Touch Surgery brings the operating room to your pocket. It is an app that guides you through complex operations by breaking them down into their component steps, allowing students and doctors alike to hone their skills. Check it out here: https://www.touchsurgery.com
Andre cofounded Touch Surgery whilst finishing his PhD in stem cell research and training as a General Surgeon. He is an experienced web coder, UX designer, and all-round hacker. When not in the lab being super busy with his hand involved in every aspect of the product, Andre spends his spare time playing a myriad of sports and trying to push his French bulldog off the sofa.
Can you share your background on how you got to where you are right now?
Sure – I graduated from Imperial College School of Medicine in London in 2004. I trained as a general surgeon, spending most of my time in various hospitals in and around the North West London area. In around 2010 I took a few years out to complete a PhD in Stem Cells and Biotechnology.
My time in surgical training allowed me to experience first hand the great things about surgery, but also many of the real frustrations. This led me to co-founding Touch Surgery.
How did you come up with the idea for Touch Surgery? What was your motivation?

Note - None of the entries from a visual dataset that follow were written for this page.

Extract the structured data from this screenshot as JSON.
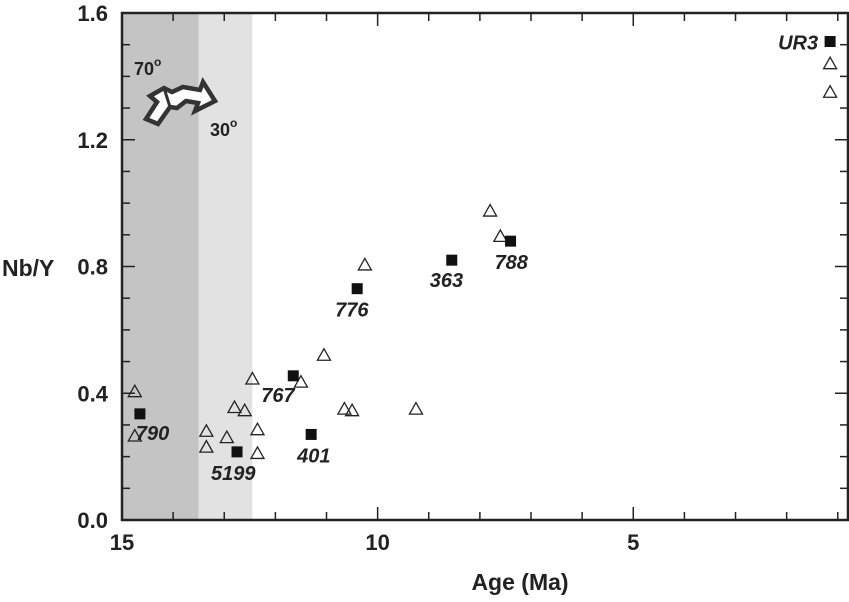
{
  "chart_data": {
    "type": "scatter",
    "title": "",
    "xlabel": "Age (Ma)",
    "ylabel": "Nb/Y",
    "xlim": [
      15,
      0.8
    ],
    "ylim": [
      0,
      1.6
    ],
    "x_reversed": true,
    "x_ticks": [
      15,
      10,
      5
    ],
    "y_ticks": [
      0.0,
      0.4,
      0.8,
      1.2,
      1.6
    ],
    "y_tick_labels": [
      "0.0",
      "0.4",
      "0.8",
      "1.2",
      "1.6"
    ],
    "shaded_bands": [
      {
        "x_from": 15,
        "x_to": 13.5,
        "color": "#c4c4c4"
      },
      {
        "x_from": 13.5,
        "x_to": 12.45,
        "color": "#e2e2e2"
      }
    ],
    "arrow_annotation": {
      "labels": [
        {
          "text": "70",
          "sup": "o"
        },
        {
          "text": "30",
          "sup": "o"
        }
      ]
    },
    "series": [
      {
        "marker": "square-filled",
        "color": "#111111",
        "points": [
          {
            "x": 14.65,
            "y": 0.335,
            "label": "790"
          },
          {
            "x": 12.75,
            "y": 0.215,
            "label": "5199"
          },
          {
            "x": 11.65,
            "y": 0.455,
            "label": "767"
          },
          {
            "x": 11.3,
            "y": 0.27,
            "label": "401"
          },
          {
            "x": 10.4,
            "y": 0.73,
            "label": "776"
          },
          {
            "x": 8.55,
            "y": 0.82,
            "label": "363"
          },
          {
            "x": 7.4,
            "y": 0.88,
            "label": "788"
          },
          {
            "x": 1.15,
            "y": 1.51,
            "label": "UR3"
          }
        ]
      },
      {
        "marker": "triangle-open",
        "color": "#222222",
        "points": [
          {
            "x": 14.75,
            "y": 0.405
          },
          {
            "x": 14.75,
            "y": 0.265
          },
          {
            "x": 13.35,
            "y": 0.28
          },
          {
            "x": 13.35,
            "y": 0.23
          },
          {
            "x": 12.95,
            "y": 0.26
          },
          {
            "x": 12.8,
            "y": 0.355
          },
          {
            "x": 12.6,
            "y": 0.345
          },
          {
            "x": 12.45,
            "y": 0.445
          },
          {
            "x": 12.35,
            "y": 0.285
          },
          {
            "x": 12.35,
            "y": 0.21
          },
          {
            "x": 11.5,
            "y": 0.435
          },
          {
            "x": 11.05,
            "y": 0.52
          },
          {
            "x": 10.65,
            "y": 0.35
          },
          {
            "x": 10.5,
            "y": 0.345
          },
          {
            "x": 10.25,
            "y": 0.805
          },
          {
            "x": 9.25,
            "y": 0.35
          },
          {
            "x": 7.8,
            "y": 0.975
          },
          {
            "x": 7.6,
            "y": 0.895
          },
          {
            "x": 1.15,
            "y": 1.44
          },
          {
            "x": 1.15,
            "y": 1.35
          }
        ]
      }
    ]
  }
}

I started working on Touch Surgery about 4 to 5 years ago. We experienced first hand many of the problems affecting surgical training – especially in regard to gaining sufficient operative experience. Not many people know this, but surgeons learn how to operate by practicing on live patients! For example, the first time I learned how to remove an appendix was on a 12-year-old boy. I remember it vividly – being handed the scalpel and told to start cutting. Up to that point I had never been formally taught or assessed on how to perform the procedure – yet there I was operating on a real live patient. This is not an isolated case – it happens every day in thousands of hospitals around the globe.
Jean and I felt that surely there must be a better way to train – and then started to develop Touch Surgery.

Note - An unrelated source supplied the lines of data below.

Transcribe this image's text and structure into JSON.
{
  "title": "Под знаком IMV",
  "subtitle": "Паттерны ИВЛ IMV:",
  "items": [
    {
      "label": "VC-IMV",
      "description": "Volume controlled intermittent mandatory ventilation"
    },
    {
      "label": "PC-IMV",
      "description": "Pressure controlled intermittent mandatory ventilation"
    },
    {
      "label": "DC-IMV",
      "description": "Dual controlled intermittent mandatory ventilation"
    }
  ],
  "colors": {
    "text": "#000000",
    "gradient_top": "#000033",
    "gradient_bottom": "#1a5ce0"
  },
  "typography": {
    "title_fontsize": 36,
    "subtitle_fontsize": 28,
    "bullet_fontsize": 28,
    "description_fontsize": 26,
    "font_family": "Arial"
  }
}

Where would you like to see Touch Surgery in the next year? Five years?
We do a huge amount of R&D in the Touch Surgery Lab behind the scenes. From a training point of view, we have products utilizing virtual reality and augmented reality platforms, real-time 3D games engines, and even some prototypes that could allow us to help surgeons inside the OR, not just outside. We have built technology that we believe can apply within other areas of medicine, including diagnostics and automated surgical care.

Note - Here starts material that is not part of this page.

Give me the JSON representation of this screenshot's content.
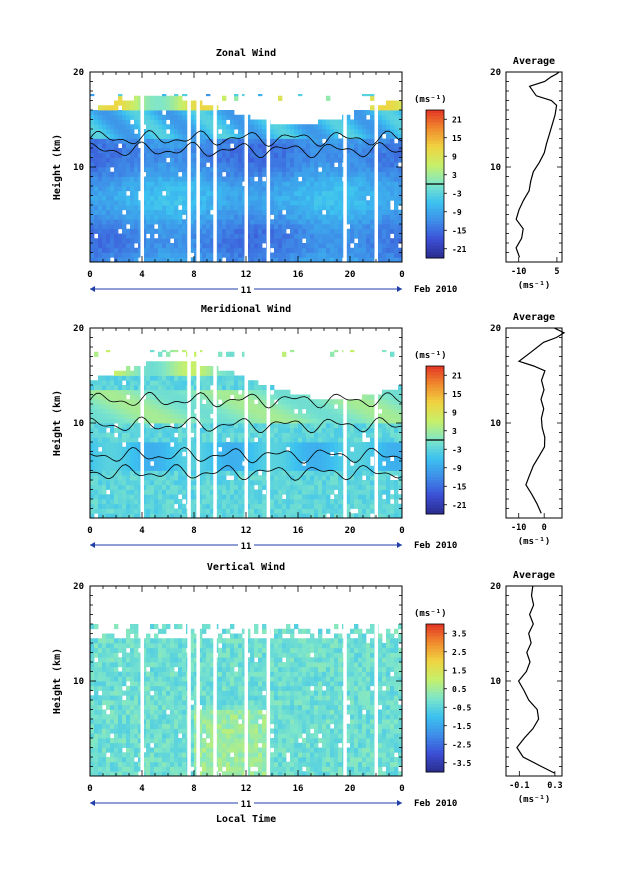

Of course like any R&D program, not all of these ideas and products will see the light of day. All of our projects will have to go through the same rigorous process of validating their usefulness, and demonstrating that they can help us achieve our mission of empowering and connecting the global surgical community.
What is your top study tip?
Time management is the key. Prioritise, execute and don’t procrastinate. There are lots of tools online that help you organize your study habits. Make lots of notes to yourself and get in the habit of checking each day what’s new and how you can fit it in your schedule. A/B test your habits- Some people work better at night, some in the morning. Try doing certain tasks at night then try them in the morning. You will see what works best for you and adapt your schedule around that. Your body has a natural rhythm so don’t fight it.
Do you have any final thoughts regarding the medical profession as a whole?
Surgery has changed a huge amount in recent decades, driven by improvements in surgical technology. There are now even more procedures with an increasing level of complexity that surgeons need to be ready for. As a quick example let’s look at inguinal hernia repair. When I started med school it was common for people to perform a suture repair. By the time I started training, everyone was learning a Lichtenstein mesh repair, using a variety of different types of mesh, each with their own benefits. By the end of my time in training I was learning 2 different types of laparoscopic repair, utilising a completely different technical and cognitive skill set. In the future we will have single incision laparoscopy, NOTES (natural orifice transluminal endoscopic surgery), and even robotic surgical procedures for this one condition.
All of these advances are, of course, great for patients – they now have even more choice than ever before. But on the flip side, it means that to stay up to date with practice, surgeons will depend even more upon continuous training. Unfortunately, at the moment training is the area where surgery is suffering, with surgeons being restricted in regard to the amount of operative experience they can get before qualifying as a specialist. This imbalance represents I believe the greatest challenge that surgery faces today, and something that must be overcome if we ever hope to address the 5 billion people on the planet that don’t have access to safe surgical care.